Wim Wenders
[Artist and filmmaker, b. 1945, Düsseldorf, lives in Berlin.]

 Images are no longer what they used to be. They can’t be trusted any more. We all know that. You know that. When we grew up, images were telling stories and showing them. Now they’re all into selling. They’ve changed under our very eyes. They don’t even know how to do it anymore. They’ve plain forgotten. Images are selling out the world. And at a big discount. 

Walker Evans
[Photographer, b. 1903, St. Louis, Missouri, d. 1975, New Haven, Connecticut.]

 I do note that photography, a despised medium to work in, is full of empty phonies and worthless commercial people. That presents quite a challenge to the man who can take delight in being in a very difficult, disdained medium. 

Athol Fugard
[Playright, b. 1932, Middelburg, South Africa, lives in San Diego, California and South Africa.]

 You call that work? Click-click with a camera. Are you mad? 

Stephen Shore
[Photographer, b. 1947, New York, lives in New York.]

 I meet young artists and it becomes clear that with some the main motivation is getting a show in Chelsea. It strikes me that this is very different to the way it was for me, which was that I wanted to understand photography and the world and myself. 

Philip Jones Griffiths
[Photojournalist, b. 1936, Rhuddian, Wales, d. 2008, London.]

 When Bill Gates started Corbis we were told that he needed images to fill those “digital picture frames” in his home, and many found this plausible.
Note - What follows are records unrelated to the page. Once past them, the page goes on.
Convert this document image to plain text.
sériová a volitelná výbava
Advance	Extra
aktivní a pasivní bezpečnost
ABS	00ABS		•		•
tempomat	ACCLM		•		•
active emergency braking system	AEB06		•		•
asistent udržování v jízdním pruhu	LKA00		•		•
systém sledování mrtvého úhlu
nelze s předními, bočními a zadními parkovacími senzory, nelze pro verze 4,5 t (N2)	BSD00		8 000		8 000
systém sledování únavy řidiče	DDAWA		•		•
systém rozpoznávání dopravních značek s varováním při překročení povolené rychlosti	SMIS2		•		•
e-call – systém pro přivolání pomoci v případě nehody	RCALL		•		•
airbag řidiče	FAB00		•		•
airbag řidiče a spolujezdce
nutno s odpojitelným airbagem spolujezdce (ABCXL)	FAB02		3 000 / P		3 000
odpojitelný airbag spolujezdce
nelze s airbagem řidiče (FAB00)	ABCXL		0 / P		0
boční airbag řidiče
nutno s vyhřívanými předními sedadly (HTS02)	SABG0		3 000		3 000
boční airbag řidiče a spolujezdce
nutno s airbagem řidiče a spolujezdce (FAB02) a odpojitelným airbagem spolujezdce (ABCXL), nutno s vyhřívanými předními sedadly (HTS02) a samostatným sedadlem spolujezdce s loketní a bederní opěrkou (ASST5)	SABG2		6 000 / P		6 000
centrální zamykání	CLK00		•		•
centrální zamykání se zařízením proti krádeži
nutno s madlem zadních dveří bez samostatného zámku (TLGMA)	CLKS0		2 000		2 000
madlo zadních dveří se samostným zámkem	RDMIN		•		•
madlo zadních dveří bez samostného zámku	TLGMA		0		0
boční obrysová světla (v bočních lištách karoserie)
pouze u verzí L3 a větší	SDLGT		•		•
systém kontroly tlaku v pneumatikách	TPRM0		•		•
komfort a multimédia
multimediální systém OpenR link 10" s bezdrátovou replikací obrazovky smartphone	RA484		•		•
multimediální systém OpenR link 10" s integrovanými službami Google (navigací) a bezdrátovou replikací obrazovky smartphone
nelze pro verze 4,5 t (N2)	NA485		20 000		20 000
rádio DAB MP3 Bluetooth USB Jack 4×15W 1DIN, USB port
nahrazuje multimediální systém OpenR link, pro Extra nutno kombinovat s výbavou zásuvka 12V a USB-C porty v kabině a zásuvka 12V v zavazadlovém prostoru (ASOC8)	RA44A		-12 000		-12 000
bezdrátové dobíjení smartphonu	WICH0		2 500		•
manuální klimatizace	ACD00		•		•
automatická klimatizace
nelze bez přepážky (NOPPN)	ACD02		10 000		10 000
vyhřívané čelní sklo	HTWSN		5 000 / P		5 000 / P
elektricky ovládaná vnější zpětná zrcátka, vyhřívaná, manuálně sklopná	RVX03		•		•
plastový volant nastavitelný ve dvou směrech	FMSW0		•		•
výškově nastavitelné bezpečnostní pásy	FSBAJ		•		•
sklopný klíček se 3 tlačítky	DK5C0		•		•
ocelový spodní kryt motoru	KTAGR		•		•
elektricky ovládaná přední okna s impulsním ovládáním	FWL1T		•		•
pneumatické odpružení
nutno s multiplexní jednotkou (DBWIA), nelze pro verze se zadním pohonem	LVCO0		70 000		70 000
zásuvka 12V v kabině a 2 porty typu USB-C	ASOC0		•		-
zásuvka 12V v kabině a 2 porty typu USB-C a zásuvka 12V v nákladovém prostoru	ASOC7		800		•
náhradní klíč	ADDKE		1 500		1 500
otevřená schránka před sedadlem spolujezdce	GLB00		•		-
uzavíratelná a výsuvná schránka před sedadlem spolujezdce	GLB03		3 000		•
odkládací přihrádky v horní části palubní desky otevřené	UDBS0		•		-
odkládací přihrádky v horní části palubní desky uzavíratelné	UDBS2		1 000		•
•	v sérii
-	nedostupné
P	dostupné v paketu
But now it’s pretty clear that he’s set out to control the visual history of the twentieth century. 

Paul Strand
[Photographer, b. 1890, New York, d. 1976, Oregeval, France.]

 If Ansel Adams gets a thousand dollars a print, I want ten thousand. 

Henri Cartier-Bresson
[Photographer and painter, b. 1908, Chanteloup, France, d. 2004, Paris.]

 ...the danger is that photography might become very precious — “Oh, a very rare print.” There’s not a very real place for it. But what does it mean? That preciousness is a sickness. Why do photographers start giving numbers to their prints? It’s absurd. What do you do when the 20th print has been done? Do you swallow the negative? Do you shoot yourself? It’s the gimmick of money. 

Bill Cunningham
[Fashion photographer, b. 1929, Boston, Massachusetts, d. 2016, New York.]

 You see, if you don’t take money, they can’t tell you what to do, kid. That’s the key to the whole thing. Don’t touch money.